# How to automatically assign color label upon export



## jalperin (May 6, 2018)

Is it possible to automatically assign a particular color label to images once they have been exported?  I thought this might be an option within the export preset dialog, but I don't see it.


----------



## Johan Elzenga (May 6, 2018)

No, that isn't an option.
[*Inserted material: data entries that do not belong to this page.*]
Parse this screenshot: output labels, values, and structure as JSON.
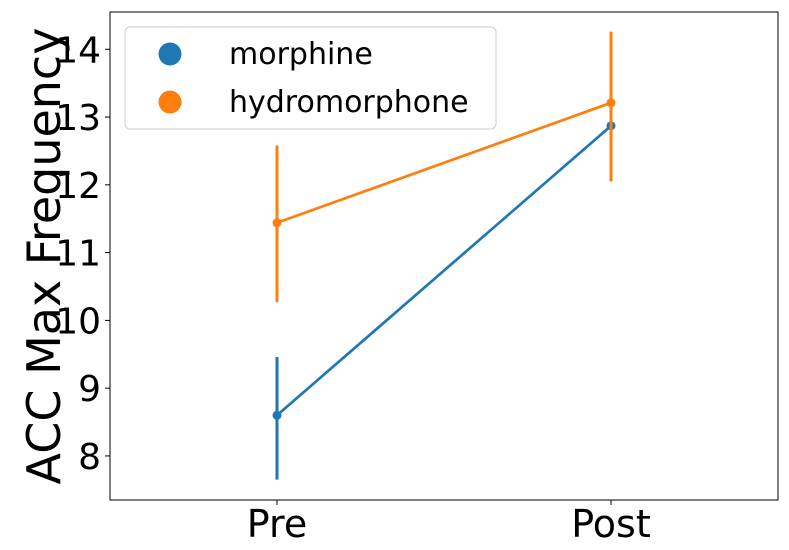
{
  "chart_data": {
    "type": "line",
    "title": "",
    "xlabel": "",
    "ylabel": "ACC Max Frequency",
    "categories": [
      "Pre",
      "Post"
    ],
    "ylim": [
      7.35,
      14.55
    ],
    "yticks": [
      8,
      9,
      10,
      11,
      12,
      13,
      14
    ],
    "grid": false,
    "legend_position": "top-left",
    "series": [
      {
        "name": "morphine",
        "color": "#1f77b4",
        "values": [
          8.6,
          12.87
        ],
        "error_low": [
          7.65,
          12.05
        ],
        "error_high": [
          9.46,
          13.55
        ]
      },
      {
        "name": "hydromorphone",
        "color": "#ff7f0e",
        "values": [
          11.44,
          13.21
        ],
        "error_low": [
          10.27,
          12.05
        ],
        "error_high": [
          12.58,
          14.26
        ]
      }
    ]
  }
}
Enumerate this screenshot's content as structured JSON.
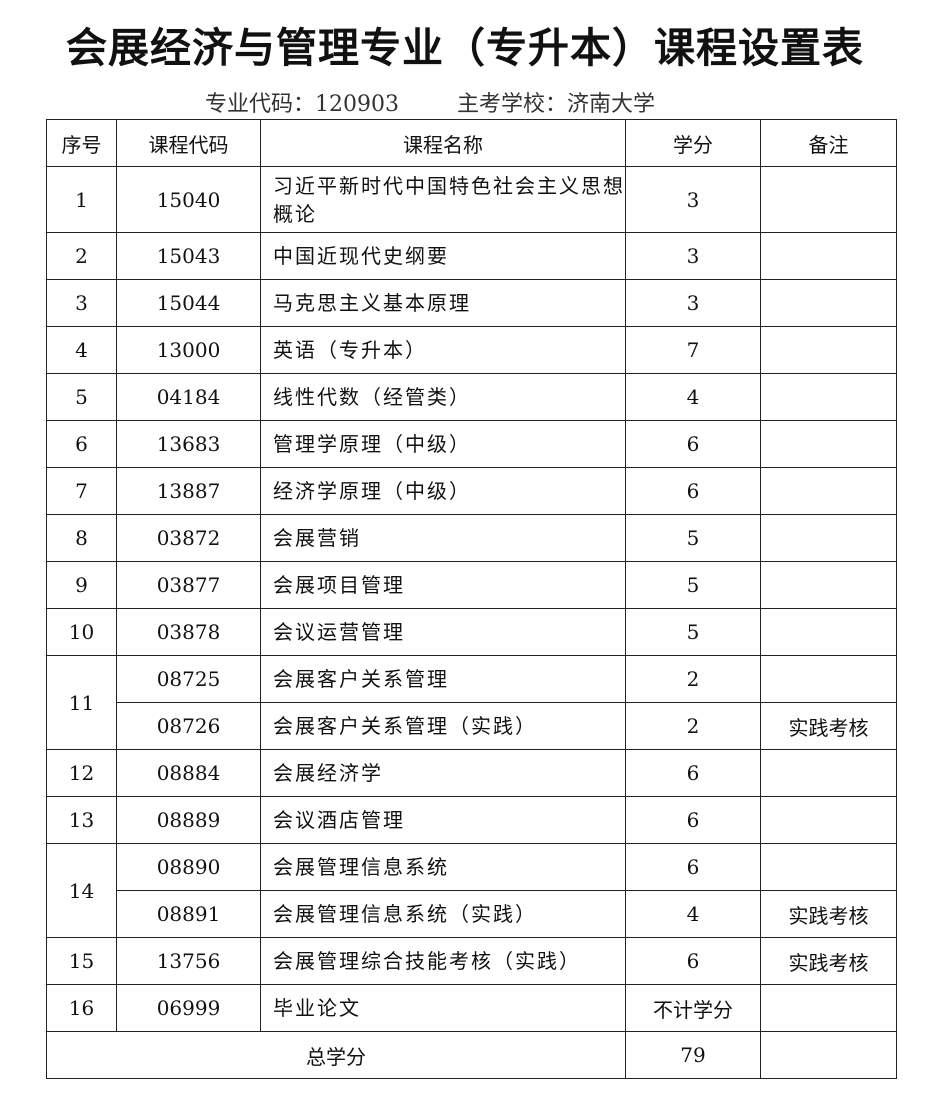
{
  "title": "会展经济与管理专业（专升本）课程设置表",
  "subtitle": {
    "major_code": "专业代码：120903",
    "school": "主考学校：济南大学"
  },
  "headers": [
    "序号",
    "课程代码",
    "课程名称",
    "学分",
    "备注"
  ],
  "rows": [
    {
      "no": "1",
      "courses": [
        {
          "code": "15040",
          "name": "习近平新时代中国特色社会主义思想概论",
          "credit": "3",
          "note": ""
        }
      ]
    },
    {
      "no": "2",
      "courses": [
        {
          "code": "15043",
          "name": "中国近现代史纲要",
          "credit": "3",
          "note": ""
        }
      ]
    },
    {
      "no": "3",
      "courses": [
        {
          "code": "15044",
          "name": "马克思主义基本原理",
          "credit": "3",
          "note": ""
        }
      ]
    },
    {
      "no": "4",
      "courses": [
        {
          "code": "13000",
          "name": "英语（专升本）",
          "credit": "7",
          "note": ""
        }
      ]
    },
    {
      "no": "5",
      "courses": [
        {
          "code": "04184",
          "name": "线性代数（经管类）",
          "credit": "4",
          "note": ""
        }
      ]
    },
    {
      "no": "6",
      "courses": [
        {
          "code": "13683",
          "name": "管理学原理（中级）",
          "credit": "6",
          "note": ""
        }
      ]
    },
    {
      "no": "7",
      "courses": [
        {
          "code": "13887",
          "name": "经济学原理（中级）",
          "credit": "6",
          "note": ""
        }
      ]
    },
    {
      "no": "8",
      "courses": [
        {
          "code": "03872",
          "name": "会展营销",
          "credit": "5",
          "note": ""
        }
      ]
    },
    {
      "no": "9",
      "courses": [
        {
          "code": "03877",
          "name": "会展项目管理",
          "credit": "5",
          "note": ""
        }
      ]
    },
    {
      "no": "10",
      "courses": [
        {
          "code": "03878",
          "name": "会议运营管理",
          "credit": "5",
          "note": ""
        }
      ]
    },
    {
      "no": "11",
      "courses": [
        {
          "code": "08725",
          "name": "会展客户关系管理",
          "credit": "2",
          "note": ""
        },
        {
          "code": "08726",
          "name": "会展客户关系管理（实践）",
          "credit": "2",
          "note": "实践考核"
        }
      ]
    },
    {
      "no": "12",
      "courses": [
        {
          "code": "08884",
          "name": "会展经济学",
          "credit": "6",
          "note": ""
        }
      ]
    },
    {
      "no": "13",
      "courses": [
        {
          "code": "08889",
          "name": "会议酒店管理",
          "credit": "6",
          "note": ""
        }
      ]
    },
    {
      "no": "14",
      "courses": [
        {
          "code": "08890",
          "name": "会展管理信息系统",
          "credit": "6",
          "note": ""
        },
        {
          "code": "08891",
          "name": "会展管理信息系统（实践）",
          "credit": "4",
          "note": "实践考核"
        }
      ]
    },
    {
      "no": "15",
      "courses": [
        {
          "code": "13756",
          "name": "会展管理综合技能考核（实践）",
          "credit": "6",
          "note": "实践考核"
        }
      ]
    },
    {
      "no": "16",
      "courses": [
        {
          "code": "06999",
          "name": "毕业论文",
          "credit": "不计学分",
          "note": ""
        }
      ]
    }
  ],
  "total": {
    "label": "总学分",
    "value": "79"
  }
}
However, when you select the images to be exported, all it takes is one click...


----------



## clee01l (May 6, 2018)

I routinely do as Johan suggests.   I do not use the Export function.  I use a Publish service.   All of my publish service collections are smart collections and the membership in each depends upon meeting criteria to qualify for that Publish Service that depends on keywords and other metadata.  Color Label is one of those criteria.


----------



## PhilBurton (May 7, 2018)

clee01l said:


> I routinely do as Johan suggests.   I do not use the Export function.  I use a Publish service.   All of my publish service collections are smart collections and the membership in each depends upon meeting criteria to qualify for that Publish Service that depends on keywords and other metadata.  Color Label is one of those criteria.


Cletus,

Can you post a screenshot showing how you set up a publish service for exporting images.

Thanks,

Phil


----------



## clee01l (May 7, 2018)

It is just a Publish to Hard Drive Publish Service.


----------



## jalperin (May 8, 2018)

I found a plugin that will add the color label (and also create a snapshot):  Jeffrey's "Snapshot on Export" Lightroom Plugin


----------